Never Have an Outlaw's Baby: Deadly Pistols MC Romance (Outlaw Love)

And yet again, I'd failed to make any progress getting closer to whatever Hatch wanted. I'd put my life and my son's one step closer to a horrific end.

“Jackson Taylor...go to hell,” I whispered, taking long, angry strides toward my car.

I promised myself I wouldn't feel guilty about putting him there anymore, if it kept us safe. Now, if only I could figure out how the hell to do it.



*

“Brrrrrrrr!” Alex sat in the corner at our hotel room later that evening, playing with a couple toy planes I'd brought along on the trip.

I smiled feebly at him, trying to enjoy the little things. At least he was happy.

If only that meant something. With the sword hanging over our heads, even my son's little laugh and vroom-vroom noises couldn't cheer me up.

My phone buzzed a second later. I picked it up and sighed, wondering how badly he'd torment me tonight, stepping into the bathroom so Alex wouldn't have to see the horror on my face.

“How'd it go today, bitch? You suck him off yet, or what?”

“No. I'll try again tomorrow.”

“Try? Try?! Try, try, fuckin' try?” Each word hit my eardrum, more explosive than the last. I held the phone away from my ear.

“Jesus fuckin' Christ, woman. You're even dumber than I thought. Sure wish that sonofabitch picked a smarter cunt to fuck all those years ago. Some bitch with a bigger fire under her ass over the fact that, fuck, her own fuckin' son is gonna die in front of her!”

“Please, Hatch. You don't understand. It isn't as easy as you –“

“Shut up. From where I'm sitting, you're the stupid fuckin' slut who ain't hearing me. Let's try this again...”

No, no, no, I mouthed, shaking my head. You've tortured me enough. This isn't making it any easier, you bastard.

“You fuck me over, you waste my club's money, then you and your kid are dead. Dead! Fuckin' offal. Carcasses we'll drag out into the woods and feed to the bugs.”

No more. I flung the phone away from my face and cut him off, ending the call, slamming it down on the counter next to the sink.

He must've called back at least five times while I sat at the edge of the tub, hands over my face, trying to think of some way out of this maze from hell.

This was hopeless. There wasn't truly a chance at ever satisfying this demon out for blood.

Come tomorrow – hell, maybe later tonight – I'd take my chances on the open road. I'd flee until we were several states over, turn ourselves into the police there, and hope that taking down the Deadhands was a big enough deal to get us into the best witness protection a confession could buy.

On the sixth angry, vibrating ring, I picked up. I had to stall him, see how he'd react to the realization that he'd already lost me as a pawn.

“Listen to me, you fuckin' bitch –“

“No, you listen!” I snarled into the phone, pressing it against my ear so hard it burned. “I want to know something from you. Why are you such a fucking monster? These stupid gang fights are really so important that you're using an innocent woman and her baby? Is that what you always wanted?”

There was a pause on the other end of the line. Then he began to laugh.

Jesus.

His long, drawling chuckle was just as evil as the rest of him. But it gave me a tiny sliver of hope that maybe, just maybe, he wasn't so pissed I'd have a nice head start before his men came.

“Really, Summer-Bummer? You think you can lecture me? Me? The man who's fuckin' mowed down bitches and brats several times over?”

“Why?” I whispered, begging for an answer, truly wondering through all the terror smothering my heart.

“Because I'm God, bitch. G-O-fuckin'-D. I decide who lives, who dies, and who sucks my damned cock. It's just me and Betty G, together, and we are both hungry motherfuckers. Right now, the ones who die are the motherfuckers who ain't paying their dues to the only club that belongs in Dixie. The Pistols are fucked because they're bad for business. That's it. So are you.”

I couldn't tell if he was genuinely insane or just eaten up with greed like a bad cancer.

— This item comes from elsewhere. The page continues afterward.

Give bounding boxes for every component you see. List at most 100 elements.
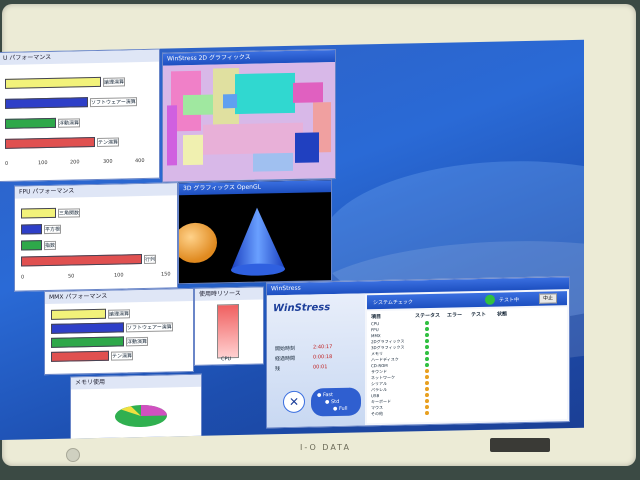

Honestly, that made him even more terrifying.

“Whatever. I can see what god you really worship,” I said.

“Fucking shit, didn't call you up for a talk about theology. Here, why don't you do me a favor and get off the pot. Go by the TV and take a good, long look at little Alex.”

What the hell was he talking about? How did he know I was in the bathroom?

Jesus, he wasn't here, was he?

In less than a dozen words, he destroyed what little desperate courage I'd pulled from my depths. I stood numbly, leaving the bathroom, the phone blazing against my blood filled ear like a glowing coal.

“Little closer. Easy, now. Ain't gonna pop any heads unless you give me a fuckin' reason to,” he growled, urging me forward.

Alex was still holding his toy planes, taking a break from his vigorous play. He looked up at me and smiled. Such a beautiful, innocent grin.

One I would've normally beamed back – if only there weren't a killer whispering in my ear.